I purchased our mower 2 years ago and was miffed to read in the manual that the expected working life of this macine is only 7 years. My parents are about to get their 35 year out of their trusty 2 stoke grass cutter. Has manufacturing really gone backwards? This built in obsolescence drives me nuts. Corporate culture understands that they need to keep selling you stuff so they can stay in business. We all lose as a result of this mad consumer culture. Let's keep'm honest by maintaining our mowers, for starters, like you suggest.

Annie Mueller's picture

I'm with you, Hunter. It's disturbing to see how quickly lawn equipment - and similar products - are being shifted to "disposable" items. My husband says they often have to turn away people who want service on equipment such as blowers, chainsaw, etc., because the service parts simply aren't available for them; the manufacturers don't expect (or want) people to repair them, just to buy another new one.
Of course, there are some brands (such as Stihl) who don't hold to this mentality; and there are better-quality machines at higher price-points.
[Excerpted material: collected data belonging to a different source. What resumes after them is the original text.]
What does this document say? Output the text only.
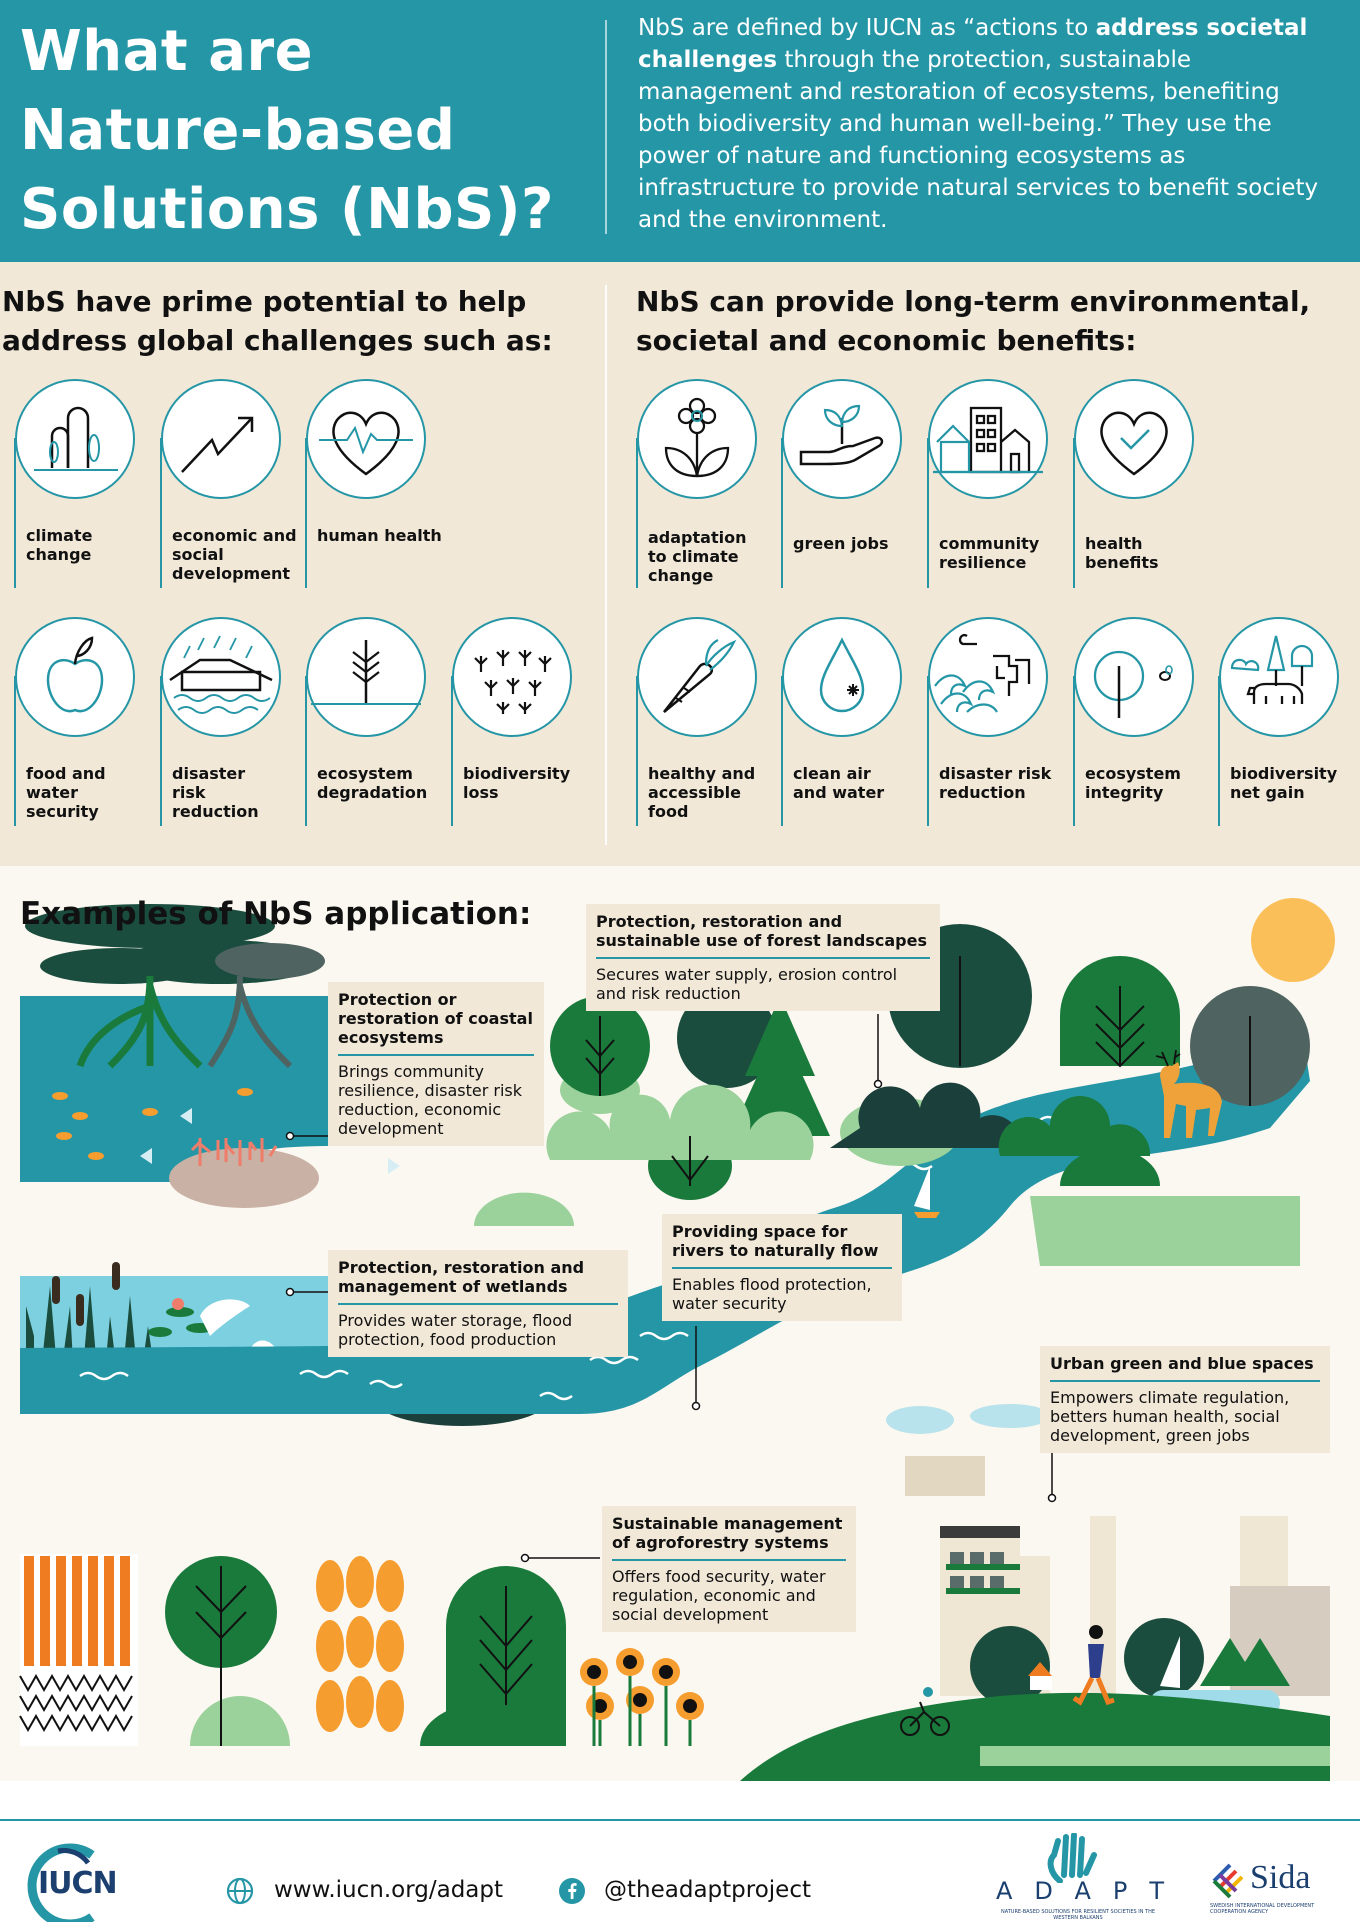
What are
Nature-based
Solutions (NbS)?
NbS are defined by IUCN as “actions to address societal challenges through the protection, sustainable management and restoration of ecosystems, benefiting both biodiversity and human well-being.” They use the power of nature and functioning ecosystems as infrastructure to provide natural services to benefit society and the environment.
NbS have prime potential to help address global challenges such as:
NbS can provide long-term environmental, societal and economic benefits:
climate change
economic and social development
human health
food and water security
disaster risk reduction
ecosystem degradation
biodiversity loss
adaptation to climate change
green jobs	community resilience
health benefits
healthy and accessible food
clean air and water
disaster risk reduction
ecosystem integrity
biodiversity net gain
Examples of NbS application:	Protection, restoration and sustainable use of forest landscapes
Secures water supply, erosion control and risk reduction
Protection or restoration of coastal ecosystems
Brings community resilience, disaster risk reduction, economic development
Providing space for rivers to naturally flow
Enables flood protection, water security
Protection, restoration and management of wetlands
Provides water storage, flood protection, food production
Urban green and blue spaces
Empowers climate regulation, betters human health, social development, green jobs
Sustainable management of agroforestry systems
Offers food security, water regulation, economic and social development
IUCN	www.iucn.org/adapt	@theadaptproject	ADAPT
NATURE-BASED SOLUTIONS FOR RESILIENT SOCIETIES IN THE WESTERN BALKANS
Sida
SWEDISH INTERNATIONAL DEVELOPMENT COOPERATION AGENCY
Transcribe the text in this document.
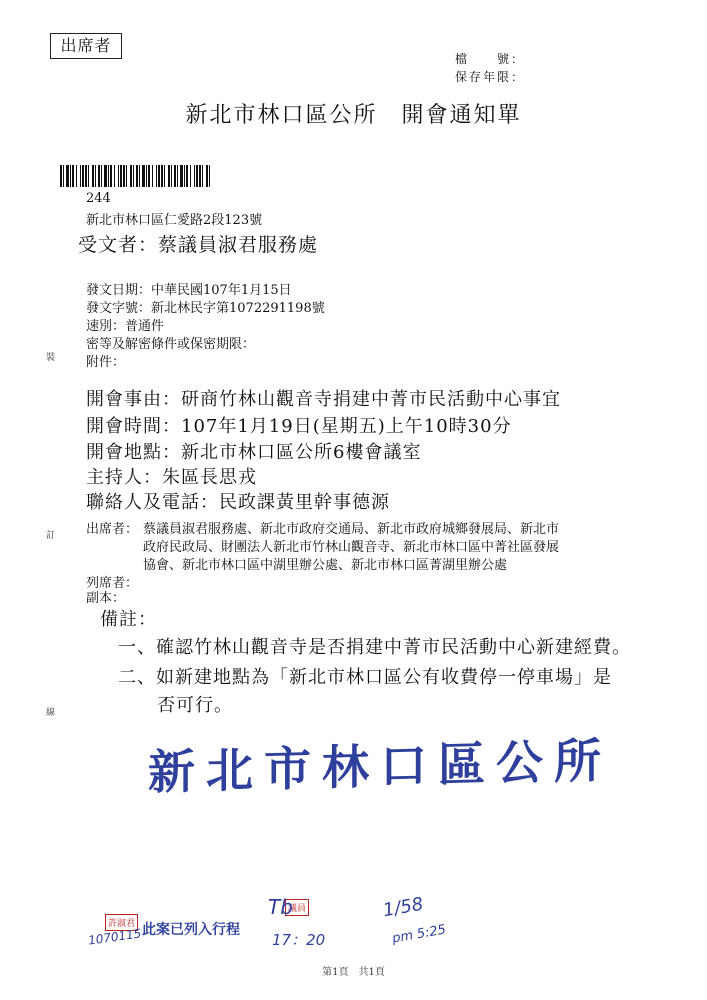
出席者
檔　　號：
保存年限：
新北市林口區公所　開會通知單
244
新北市林口區仁愛路2段123號
受文者：蔡議員淑君服務處
發文日期：中華民國107年1月15日
發文字號：新北林民字第1072291198號
速別：普通件
密等及解密條件或保密期限：
附件：
開會事由：研商竹林山觀音寺捐建中菁市民活動中心事宜
開會時間：107年1月19日(星期五)上午10時30分
開會地點：新北市林口區公所6樓會議室
主持人：朱區長思戎
聯絡人及電話：民政課黃里幹事德源
出席者： 蔡議員淑君服務處、新北市政府交通局、新北市政府城鄉發展局、新北市
政府民政局、財團法人新北市竹林山觀音寺、新北市林口區中菁社區發展
協會、新北市林口區中湖里辦公處、新北市林口區菁湖里辦公處
列席者：
副本：
備註：
一、確認竹林山觀音寺是否捐建中菁市民活動中心新建經費。
二、如新建地點為「新北市林口區公有收費停一停車場」是
否可行。
新北市林口區公所
裝
訂
線
許淑君
1070115 此案已列入行程
議員
Tb
17：20
1/58
pm 5:25
第1頁　共1頁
But overall, the industry is changing and it's not good, all around.

Guest's picture

Please be aware that a significant proportion of people in this country use ELECTRIC mowers, the maintenance of which is completely unaddressed in this article about lawn mower maintenance.

Annie Mueller's picture

Good point, K-Ro. This article covers how to get an electric mower ready for spring use: http://www.canadiangardening.com/how-to/lawn-care/get-your-electric-mowe...

Guest's picture

Fuel Stabalizer is great especially if storing your lawnmower for a while.

Dwight Anthony
Financially Elite Blog dot Com

Guest's picture

The Alameda Repair Shop says that gasoline starts to go bad after 30 days and that additives are of little use. Use fresh gasoline and dump the remaining gas into your car, when its time to refuel get fresh gas. (The current gasolines contain ethanal which absorbs water and dirt as it ages) Store your mower in a dry place and not where the weather can affect it. Most mowers will last over 30 years if serviced, used and stored properly.